Şimdi bir parkın, tahta kuru masalarından birinde, kalemimden bu satırlar sayfalara dökülürken, güz yangınını anımsatan, dalından kopmaya başlamış, sararmış her bir yaprağa bakıp bakıp seni düşünüyorum. Şu anda tüm çıplaklığın ile, senin soyutluluğuna darbe indiren öteki yüzünü, somut halini görebiliyorum.

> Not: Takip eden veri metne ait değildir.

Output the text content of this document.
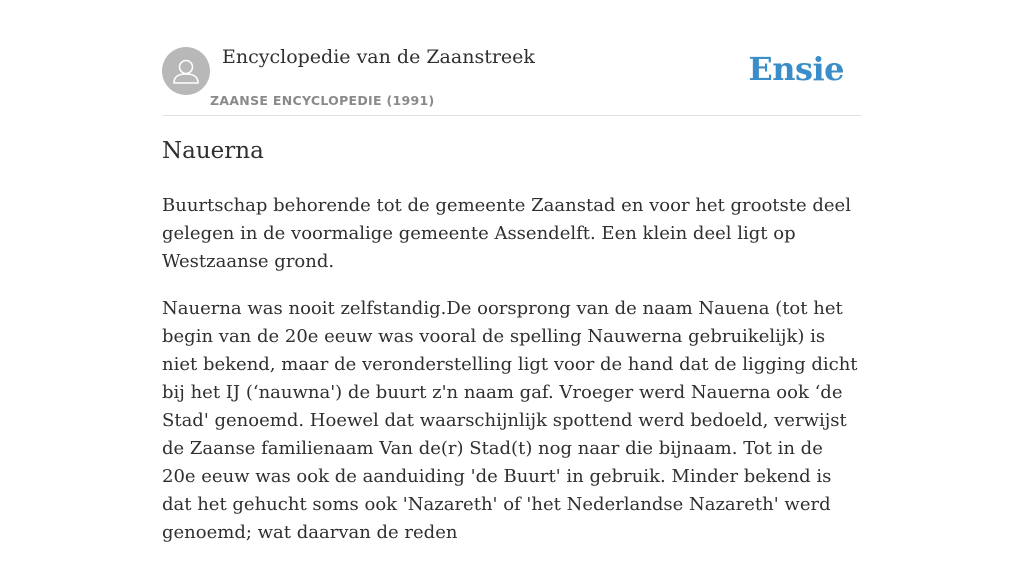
Encyclopedie van de Zaanstreek
ZAANSE ENCYCLOPEDIE (1991)
Ensie
Nauerna

Buurtschap behorende tot de gemeente Zaanstad en voor het grootste deel gelegen in de voormalige gemeente Assendelft. Een klein deel ligt op Westzaanse grond.

Nauerna was nooit zelfstandig.De oorsprong van de naam Nauena (tot het begin van de 20e eeuw was vooral de spelling Nauwerna gebruikelijk) is niet bekend, maar de veronderstelling ligt voor de hand dat de ligging dicht bij het IJ (‘nauwna') de buurt z'n naam gaf. Vroeger werd Nauerna ook ‘de Stad' genoemd. Hoewel dat waarschijnlijk spottend werd bedoeld, verwijst de Zaanse familienaam Van de(r) Stad(t) nog naar die bijnaam. Tot in de 20e eeuw was ook de aanduiding 'de Buurt' in gebruik. Minder bekend is dat het gehucht soms ook 'Nazareth' of 'het Nederlandse Nazareth' werd genoemd; wat daarvan de reden
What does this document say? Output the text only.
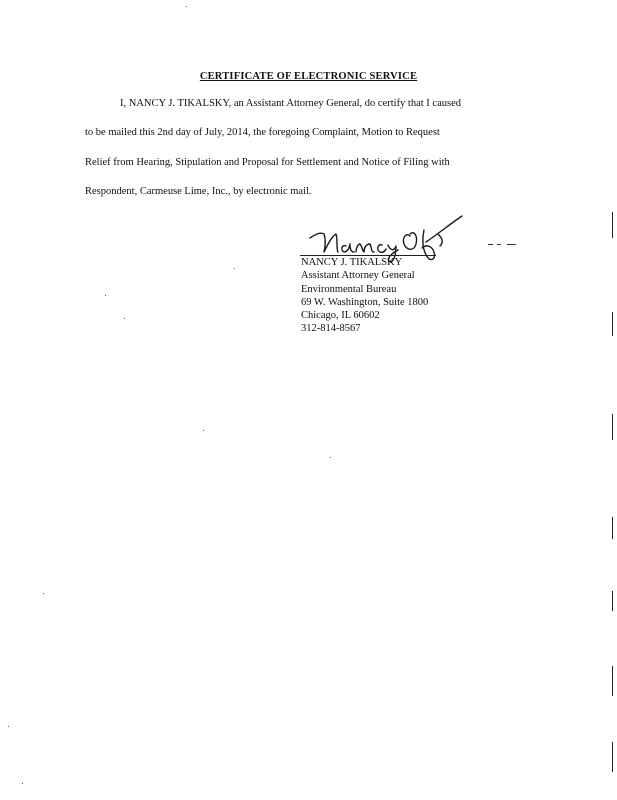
CERTIFICATE OF ELECTRONIC SERVICE
I, NANCY J. TIKALSKY, an Assistant Attorney General, do certify that I caused
to be mailed this 2nd day of July, 2014, the foregoing Complaint, Motion to Request
Relief from Hearing, Stipulation and Proposal for Settlement and Notice of Filing with
Respondent, Carmeuse Lime, Inc., by electronic mail.
NANCY J. TIKALSKY
Assistant Attorney General
Environmental Bureau
69 W. Washington, Suite 1800
Chicago, IL 60602
312-814-8567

Senin bende somutlaşman benim için sonun başlangıcı olacak. Ama her bitişin yeni bir başlangıcı olduğunu henüz unutmadım. Aslında zaman zaman senden korktuğum olsa da, bu korkumun senden kaynaklanmadığını, senin getireceklerinden ve götüreceklerinden kaynaklandığını biliyorum. İlişkimiz bir düzlemde, absis ile ordinatın keşiştiği, yolların birleştiği orjindeki bir buluşmadan ibaret. Ben var oldukça, sen olmayacaksın; sen geldiğinde ise, ben olmayacağım. Sadece bir orjinlik buluşmamız olacak seninle. Bu buluşmanın kaçınılmazlığının farkında olan şahsım için, orjinde yaşayacağı anlık dönüşümün bilinmezliği bile çekici olabiliyor.
İlk ve tek kez gerçekleşecek olan bu buluşmamızın senin için, seni zafer kazanmış bir komutan havasına sokmayacak kadar sıradan, basit ve olağan bir buluşma olacağını bilmek beni rahatlatıyor. Karşılaştığımız andan itibaren seni ve senin dışındakileri, ne somut, ne de soyut olarak bilmem ve anlatabilmem artık mümkün olmayacak. Seni “bilmek” benim için keyifli bir biliş ve" bu biliş bildiğim son şey "olacak.
Bir gün geleceksin. Seni bekliyorum. Seni yaşayarak bilmeyi bekliyorum. Görüşmek üzere benim, somutlaşmaya yüz tutmuş sevgili soyut sonsuzluğum.
Metin Başol
Nisan-Mayıs 2006-Ankara
Herkes, Joe Black’le, bir gün (er ya da geç) karşılaşacak...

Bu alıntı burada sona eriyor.